Photo: Antoinette Siu
The event featured beers from 103 breweries. 1,500 drinkers were in attendance to partake in the tasting.

“All this is is a craft brewery expo,” Newman said. “People maybe try some beer they haven’t seen before and decide to buy some. Or maybe bar people decide to carry a new beer, or maybe the distributors decide to pick something up so the breweries actually take off. It helps everyone.”

Making money isn’t the intent, Newman said. Indeed, there’s little in the way of business here.
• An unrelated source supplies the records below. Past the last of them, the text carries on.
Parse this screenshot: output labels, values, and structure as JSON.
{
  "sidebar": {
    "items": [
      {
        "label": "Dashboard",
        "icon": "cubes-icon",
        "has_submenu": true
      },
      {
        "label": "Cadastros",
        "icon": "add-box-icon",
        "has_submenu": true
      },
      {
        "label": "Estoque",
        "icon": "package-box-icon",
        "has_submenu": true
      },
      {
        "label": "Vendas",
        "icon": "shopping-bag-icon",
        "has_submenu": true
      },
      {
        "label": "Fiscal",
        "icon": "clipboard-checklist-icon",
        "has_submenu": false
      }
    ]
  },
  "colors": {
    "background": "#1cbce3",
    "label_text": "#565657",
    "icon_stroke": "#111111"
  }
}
The smiling people pulling the beer taps are mostly volunteers who jump at the chance.

“Nothing’s more fun than this,” said Melanie Hardy, a volunteer at the Ellicottville Brewing Co. stall. “I’ve been doing this every year for the last eight years.”

Chris Gibbons, wearing a Buffalo Bills jersey behind a New Orleans brew, agreed. “I get to come and drink beer, and give beer to people, and talk with the people about the beer. What could be better?”

For others, the event provides a venue to deliver a message. Liz Fisher, an executive from orchard and cider producer Beak and Skiff, says CNY Brewfest can teach beer drinkers to diversify their coolers and fridges.

“The whole reason we’re here is to get people to buy local,” Fisher said. “Locally grown, locally produced, you can’t get that anywhere. We get a huge response from this every year.”

Founders and primary organizers Newman and Mickey Wysochanski said they simply got the idea from drinking.

“We were drinking with some of the Empire [Brewing Company] guys and just thought it would be great to get breweries together,” said Wysochanski. “It’s grown from there.”

Despite a few armed officers to keep 1,500 beer drinkers honest, the event couldn’t be closer to a picnic, complete with Brewfest veteran Rich Groginski’s spread of salami, gorgonzola-stuffed olives and assorted finger foods. Walking by, Brennon stayed optimistic about drinking every beer at Brewfest, even after being told there were over 300.

“Three hundred?” he asked. “That’s OK. We’re putting in the work.” Brennon shelled $2 to a vendor for a necklace looped with dozens of pretzels, necessary “for keeping [him] on my feet.”